I'm using pandas inbuilt .plot
command to plot stuff some long-ish time series.
But my date ticks always are years ending in 9 by default.
Why is that so, and how can I change it? Years ending in 0 would look much nicer.
Trying to set the window of the axis with plt.xlim('1966', '2013')
or something like this also does not do anything about plots fetish for years ending in 9 (and 4, if you "zoom in", as shown above).
It also does not seem to have anything to do with the start and end of the dates in the source dataframe.
here is a minimal, empty, example:
dfdates = pd.date_range('01/01/1942', '01/01/2018', freq = 'MS')
dfzeros = np.zeros((len(dfdates)))
header_test = pd.MultiIndex.from_product([['zero'],['zero'], ['zero'], ['zero'], ['zero'], ['zero']], names = ['stuff1', 'stuff2', 'stuff3', 'stuff4', 'stuff5', 'stuff6'])
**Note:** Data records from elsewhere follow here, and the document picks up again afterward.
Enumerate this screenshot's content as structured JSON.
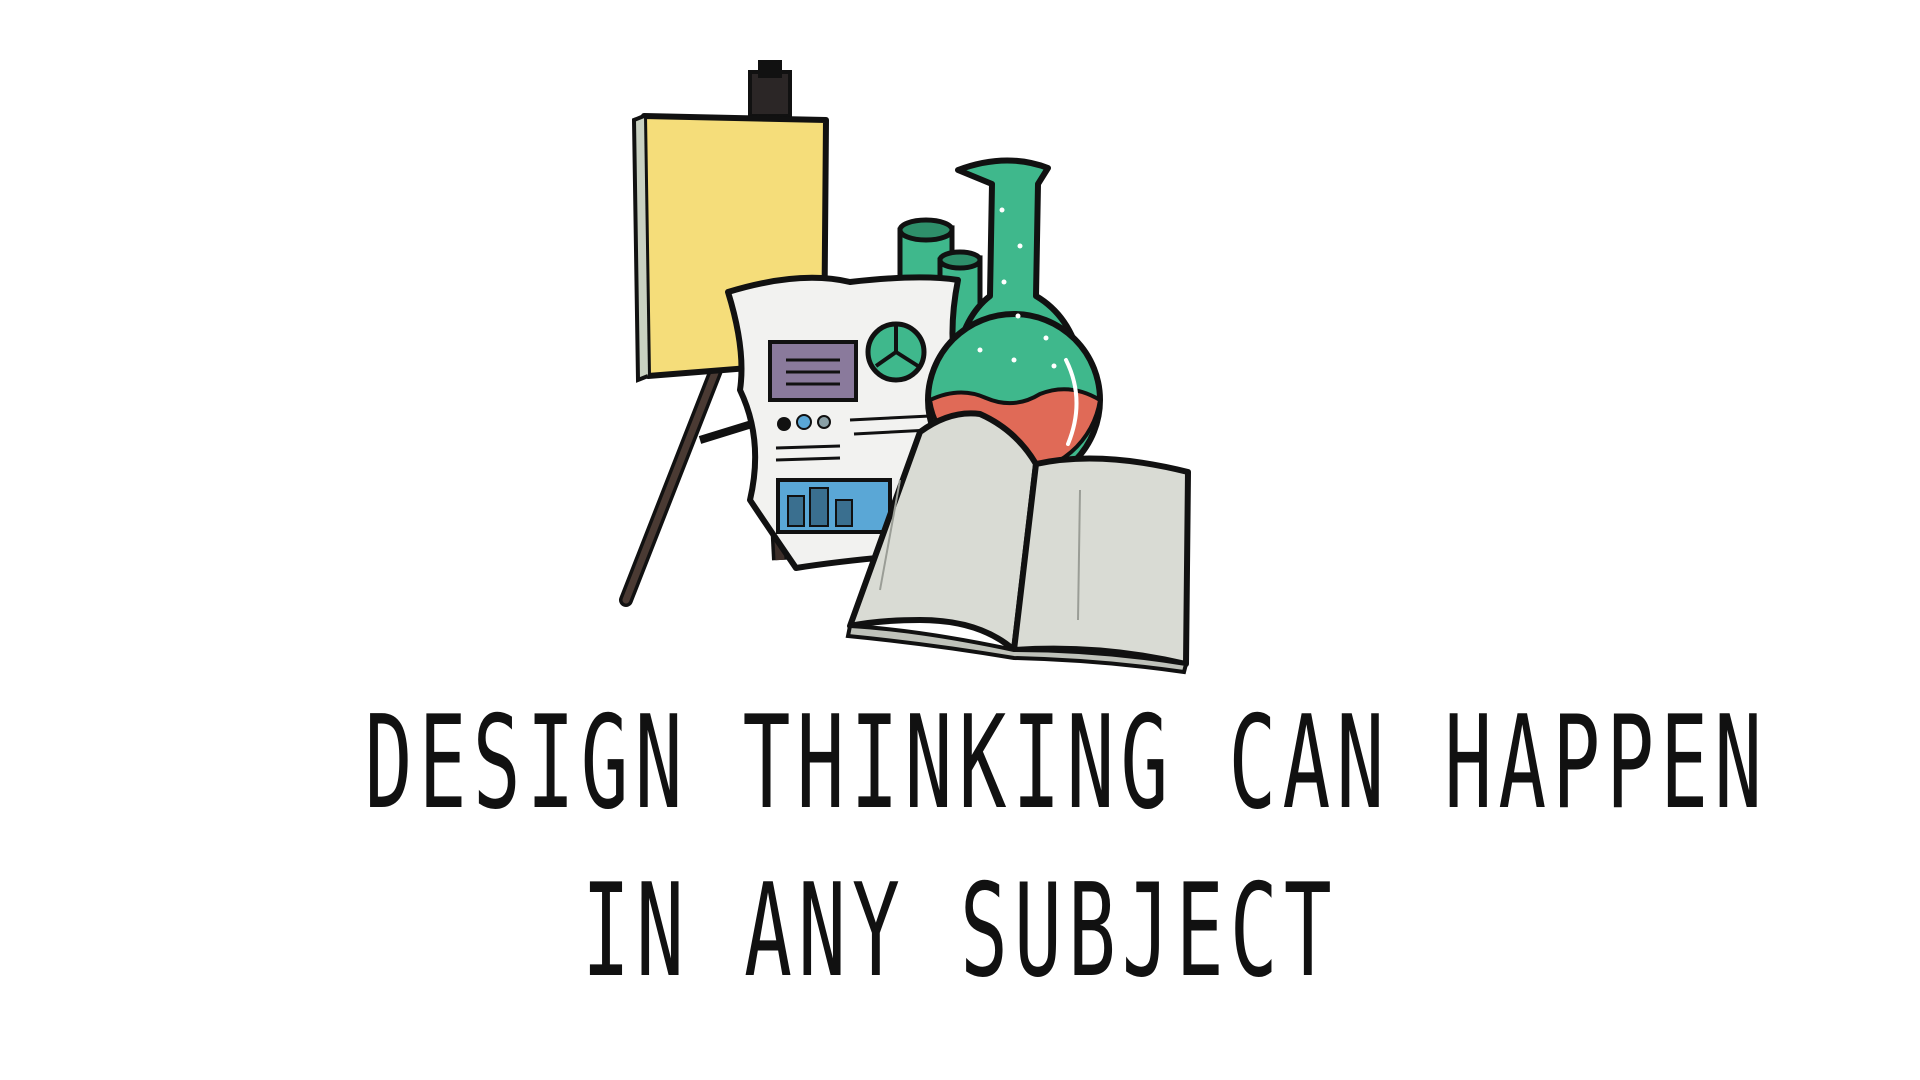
{
  "caption": {
    "line1": "DESIGN THINKING CAN HAPPEN",
    "line2": "IN ANY SUBJECT"
  },
  "icons": {
    "easel": "easel-icon",
    "canvas": "canvas-icon",
    "poster": "poster-icon",
    "pie_chart": "pie-chart-icon",
    "rolled_papers": "rolled-paper-icon",
    "flask": "round-bottom-flask-icon",
    "book": "open-book-icon"
  },
  "colors": {
    "canvas": "#f5dd7a",
    "flask_glass": "#3fb88c",
    "flask_liquid": "#e06a57",
    "poster_paper": "#f2f2f0",
    "poster_block": "#8a7a9c",
    "poster_photo": "#5aa7d6",
    "book_pages": "#d9dbd4",
    "ink": "#111111",
    "easel_wood": "#3d2f2a"
  }
}
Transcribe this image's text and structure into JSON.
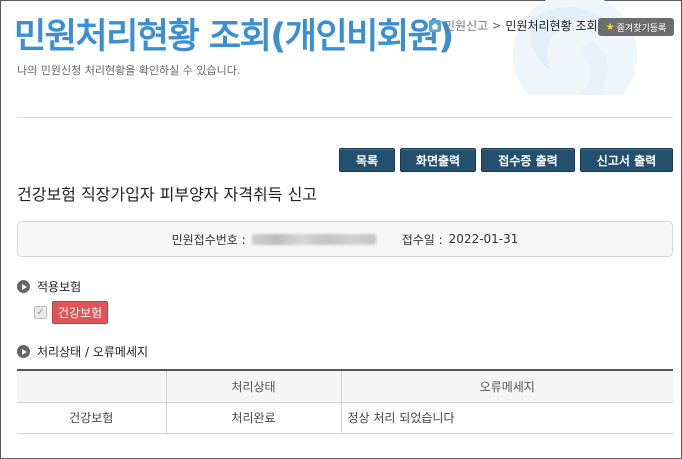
{
  "header": {
    "title": "민원처리현황 조회(개인비회원)",
    "subtitle": "나의 민원신청 처리현황을 확인하실 수 있습니다."
  },
  "breadcrumb": {
    "home_icon": "home-icon",
    "link": "민원신고",
    "separator": ">",
    "current": "민원처리현황 조회"
  },
  "favorites": {
    "icon": "star-icon",
    "label": "즐겨찾기등록"
  },
  "toolbar": {
    "list_label": "목록",
    "print_screen_label": "화면출력",
    "print_receipt_label": "접수증 출력",
    "print_report_label": "신고서 출력"
  },
  "document": {
    "title": "건강보험 직장가입자 피부양자 자격취득 신고"
  },
  "receipt": {
    "number_label": "민원접수번호 :",
    "number_value": "",
    "date_label": "접수일 :",
    "date_value": "2022-01-31"
  },
  "insurance_section": {
    "title": "적용보험",
    "badge": "건강보험"
  },
  "status_section": {
    "title": "처리상태 / 오류메세지",
    "columns": [
      "",
      "처리상태",
      "오류메세지"
    ],
    "rows": [
      {
        "insurance": "건강보험",
        "status": "처리완료",
        "message": "정상 처리 되었습니다"
      }
    ]
  },
  "colors": {
    "title_blue": "#3a8fd4",
    "button_navy": "#24506f",
    "badge_red": "#e05458",
    "status_brown": "#8a4513"
  }
}
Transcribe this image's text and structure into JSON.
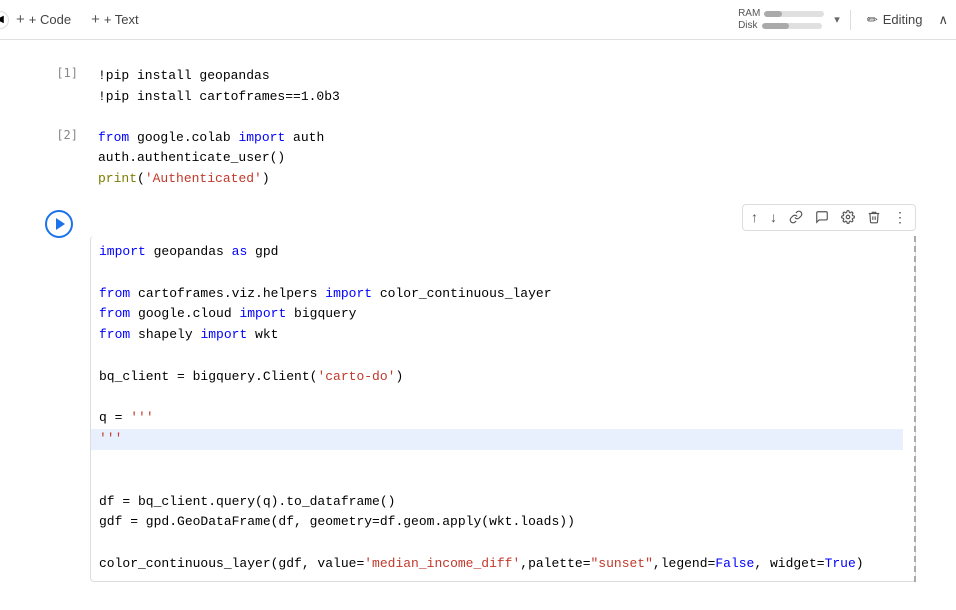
{
  "toolbar": {
    "add_code_label": "+ Code",
    "add_text_label": "+ Text",
    "ram_label": "RAM",
    "disk_label": "Disk",
    "ram_percent": 30,
    "disk_percent": 45,
    "editing_label": "Editing"
  },
  "cells": [
    {
      "id": "cell-1",
      "number": "[1]",
      "type": "code",
      "lines": [
        {
          "text": "!pip install geopandas"
        },
        {
          "text": "!pip install cartoframes==1.0b3"
        }
      ]
    },
    {
      "id": "cell-2",
      "number": "[2]",
      "type": "code",
      "lines": [
        {
          "text": "from google.colab import auth"
        },
        {
          "text": "auth.authenticate_user()"
        },
        {
          "text": "print('Authenticated')"
        }
      ]
    },
    {
      "id": "cell-3",
      "number": "",
      "type": "code-active",
      "lines": [
        {
          "text": "import geopandas as gpd"
        },
        {
          "text": ""
        },
        {
          "text": "from cartoframes.viz.helpers import color_continuous_layer"
        },
        {
          "text": "from google.cloud import bigquery"
        },
        {
          "text": "from shapely import wkt"
        },
        {
          "text": ""
        },
        {
          "text": "bq_client = bigquery.Client('carto-do')"
        },
        {
          "text": ""
        },
        {
          "text": "q = '''"
        },
        {
          "text": "'''",
          "highlight": true
        },
        {
          "text": ""
        },
        {
          "text": "df = bq_client.query(q).to_dataframe()"
        },
        {
          "text": "gdf = gpd.GeoDataFrame(df, geometry=df.geom.apply(wkt.loads))"
        },
        {
          "text": ""
        },
        {
          "text": "color_continuous_layer(gdf, value='median_income_diff',palette=\"sunset\",legend=False, widget=True)"
        }
      ]
    }
  ],
  "cell_toolbar": {
    "move_up": "↑",
    "move_down": "↓",
    "link": "🔗",
    "comment": "💬",
    "settings": "⚙",
    "delete": "🗑",
    "more": "⋮"
  }
}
Big_df = pd.DataFrame(dfzeros, index = dfdates, columns = header_test)
Big_df.plot()
plt.show()
…And this results in this for me:
And I cant change the 9's at the end, no matter if I set a window with plt.xlim
or if I change the start and end years, months or days of dfdates
, so it's not something easy as "start of the dataframe + 10 years" or similar, and my large header also does not affect those.
I probably could set more sensible ticks per hand, but I'd rather know why it is so hell bent on using years with 9 at the end.
EDIT
So here is what happens when I plot, using @lanery's answer:
Note the double ticks in the area of the plot where I specified the custom ticks (starting at 1965).
All my dataframes start at 1940, but many are empty, to a certain point where I start to get data, depending on the dataset in question. I can cut this off with
plt.xlim('1965','2015')
, but I left it in in this plot, to show whats happening.